Le fond des océans, un véritable « dépotoir » de pollution plastique selon une étude alarmante

Une nouvelle étude révèle l’ampleur de la contamination plastique des fonds marins. Des scientifiques australiens et canadiens estiment que jusqu’à 11 millions de tonnes de déchets plastiques s’accumulent dans les profondeurs océaniques, menaçant gravement les écosystèmes marins. Une situation préoccupante qui appelle à une action urgente.

Des millions de tonnes de plastique au fond des océans

Chaque minute, l’équivalent d’un camion à ordures rempli de plastique se déverse dans les océans. Avec une consommation de plastique qui devrait doubler d’ici 2040, il est crucial de comprendre le devenir de ces déchets pour protéger la vie marine. C’est dans ce contexte que des chercheurs de CSIRO, l’agence scientifique nationale australienne, et de l’Université de Toronto ont mené une étude révélant l’ampleur de la pollution plastique des fonds marins.

Selon leurs estimations, entre 3 et 11 millions de tonnes de déchets plastiques se sont déjà accumulés au fond des océans. Il s’agit de la première évaluation de la quantité de plastique qui termine sa course dans les profondeurs marines, où il s’accumule avant de se dégrader en particules plus petites et de se mélanger aux sédiments océaniques.

Le fond des océans, un « dépotoir » permanent pour le plastique

Cette étude montre que le fond des océans est devenu un véritable « dépotoir » pour la pollution plastique. Selon Alice Zhu, doctorante à l’Université de Toronto qui a dirigé l’étude, la quantité de plastique présente dans les profondeurs marines pourrait être jusqu’à 100 fois supérieure à celle qui flotte à la surface des océans.
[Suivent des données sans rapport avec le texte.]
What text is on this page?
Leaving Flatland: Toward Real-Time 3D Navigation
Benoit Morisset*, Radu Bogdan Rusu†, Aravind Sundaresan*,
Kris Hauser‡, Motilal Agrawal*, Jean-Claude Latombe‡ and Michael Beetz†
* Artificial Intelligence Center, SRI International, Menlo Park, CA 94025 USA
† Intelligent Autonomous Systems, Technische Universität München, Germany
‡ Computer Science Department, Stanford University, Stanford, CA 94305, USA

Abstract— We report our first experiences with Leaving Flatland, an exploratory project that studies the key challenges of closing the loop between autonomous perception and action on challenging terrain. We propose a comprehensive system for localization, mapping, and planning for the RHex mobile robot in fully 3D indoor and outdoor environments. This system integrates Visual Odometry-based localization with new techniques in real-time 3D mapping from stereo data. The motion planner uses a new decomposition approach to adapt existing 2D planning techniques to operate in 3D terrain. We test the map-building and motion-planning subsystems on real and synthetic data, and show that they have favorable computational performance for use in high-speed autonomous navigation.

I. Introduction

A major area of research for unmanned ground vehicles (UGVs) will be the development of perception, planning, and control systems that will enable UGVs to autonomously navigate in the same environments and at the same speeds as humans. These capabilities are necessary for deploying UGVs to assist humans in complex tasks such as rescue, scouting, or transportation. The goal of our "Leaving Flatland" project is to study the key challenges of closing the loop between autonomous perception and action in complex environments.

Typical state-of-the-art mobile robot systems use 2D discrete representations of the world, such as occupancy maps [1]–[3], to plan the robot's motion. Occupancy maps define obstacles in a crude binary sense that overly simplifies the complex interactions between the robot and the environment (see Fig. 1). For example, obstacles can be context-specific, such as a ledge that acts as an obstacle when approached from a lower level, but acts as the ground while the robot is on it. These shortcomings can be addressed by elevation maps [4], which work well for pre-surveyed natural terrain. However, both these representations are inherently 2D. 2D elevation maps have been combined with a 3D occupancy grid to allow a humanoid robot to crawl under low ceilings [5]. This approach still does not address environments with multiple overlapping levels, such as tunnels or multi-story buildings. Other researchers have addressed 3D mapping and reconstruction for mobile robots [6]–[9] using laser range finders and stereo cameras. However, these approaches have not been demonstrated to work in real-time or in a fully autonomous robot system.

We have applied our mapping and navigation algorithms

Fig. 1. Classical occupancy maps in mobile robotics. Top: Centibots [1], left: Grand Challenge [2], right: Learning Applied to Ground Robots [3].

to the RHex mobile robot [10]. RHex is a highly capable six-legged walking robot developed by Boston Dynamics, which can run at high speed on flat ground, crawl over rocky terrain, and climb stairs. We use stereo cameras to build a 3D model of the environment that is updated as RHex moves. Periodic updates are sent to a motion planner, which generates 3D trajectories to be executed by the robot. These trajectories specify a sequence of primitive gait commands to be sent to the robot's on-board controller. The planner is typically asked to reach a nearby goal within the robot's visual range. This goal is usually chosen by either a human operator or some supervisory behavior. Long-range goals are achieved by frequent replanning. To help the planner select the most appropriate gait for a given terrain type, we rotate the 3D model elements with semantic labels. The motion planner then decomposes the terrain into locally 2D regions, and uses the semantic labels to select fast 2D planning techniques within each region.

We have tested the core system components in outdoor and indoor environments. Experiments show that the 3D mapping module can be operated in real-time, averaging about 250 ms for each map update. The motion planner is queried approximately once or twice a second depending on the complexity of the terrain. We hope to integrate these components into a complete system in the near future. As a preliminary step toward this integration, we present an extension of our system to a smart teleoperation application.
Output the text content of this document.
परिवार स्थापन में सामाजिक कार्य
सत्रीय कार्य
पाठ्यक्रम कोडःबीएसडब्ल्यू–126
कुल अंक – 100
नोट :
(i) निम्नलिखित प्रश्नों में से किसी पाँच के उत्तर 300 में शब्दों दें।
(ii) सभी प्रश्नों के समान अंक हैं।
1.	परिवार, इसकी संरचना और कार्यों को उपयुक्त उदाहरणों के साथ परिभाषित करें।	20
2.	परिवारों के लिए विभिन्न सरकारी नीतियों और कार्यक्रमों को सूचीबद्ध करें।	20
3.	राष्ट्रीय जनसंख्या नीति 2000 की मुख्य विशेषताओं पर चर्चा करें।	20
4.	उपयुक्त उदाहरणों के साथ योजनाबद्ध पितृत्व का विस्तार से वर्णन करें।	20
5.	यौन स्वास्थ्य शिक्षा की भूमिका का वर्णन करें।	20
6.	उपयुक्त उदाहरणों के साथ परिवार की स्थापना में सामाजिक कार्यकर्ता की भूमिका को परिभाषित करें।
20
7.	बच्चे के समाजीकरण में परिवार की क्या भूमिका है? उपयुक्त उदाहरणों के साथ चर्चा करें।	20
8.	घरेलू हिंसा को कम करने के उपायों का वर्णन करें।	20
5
Contrairement à la surface où le plastique ne fait que transiter temporairement, le fond marin devient un lieu de stockage permanent pour ces déchets. Même si l’on parvenait à stopper les rejets de plastique dans les océans, la pollution continuerait à s’accumuler dans les abysses.

Une accumulation concentrée autour des continents

Pour parvenir à ces estimations, les chercheurs ont utilisé des données provenant de véhicules sous-marins télécommandés (ROV) et de chaluts de fond. Les résultats révèlent que la majeure partie du plastique (environ 46%) se concentre sur les plateaux continentaux, à moins de 200 mètres de profondeur. Le reste (54%) se répartit dans les plaines abyssales, jusqu’à 11 000 mètres de fond.

Bien que les mers intérieures et côtières ne représentent que 11% de la surface terrestre (contre 56% pour les océans), elles abriteraient autant de plastique que le reste des fonds marins. Une situation particulièrement préoccupante pour ces écosystèmes fragiles et déjà soumis à de fortes pressions anthropiques.

Mieux comprendre pour mieux agir

Cette étude vient combler un manque important de connaissances sur le devenir du plastique en milieu marin. Mieux comprendre les mécanismes de transport et d’accumulation du plastique dans les profondeurs est essentiel pour orienter les efforts de réduction à la source et de dépollution.

Il est urgent d’agir pour endiguer ce fléau qui menace gravement la vie marine. Cela passe par une réduction drastique de notre consommation de plastique, une meilleure gestion des déchets, mais aussi par le développement de solutions innovantes pour « pêcher » les déchets déjà présents dans les océans.

Cette étude est un signal d’alarme supplémentaire sur l’urgence de la situation. Les fonds marins, souvent considérés comme des espaces vierges et préservés, sont en réalité fortement impactés par la pollution plastique générée par l’Homme. Il est de notre responsabilité collective de tout mettre en œuvre pour inverser cette tendance et préserver ces écosystèmes uniques et essentiels à l’équilibre de notre planète. L’avenir de nos océans en dépend.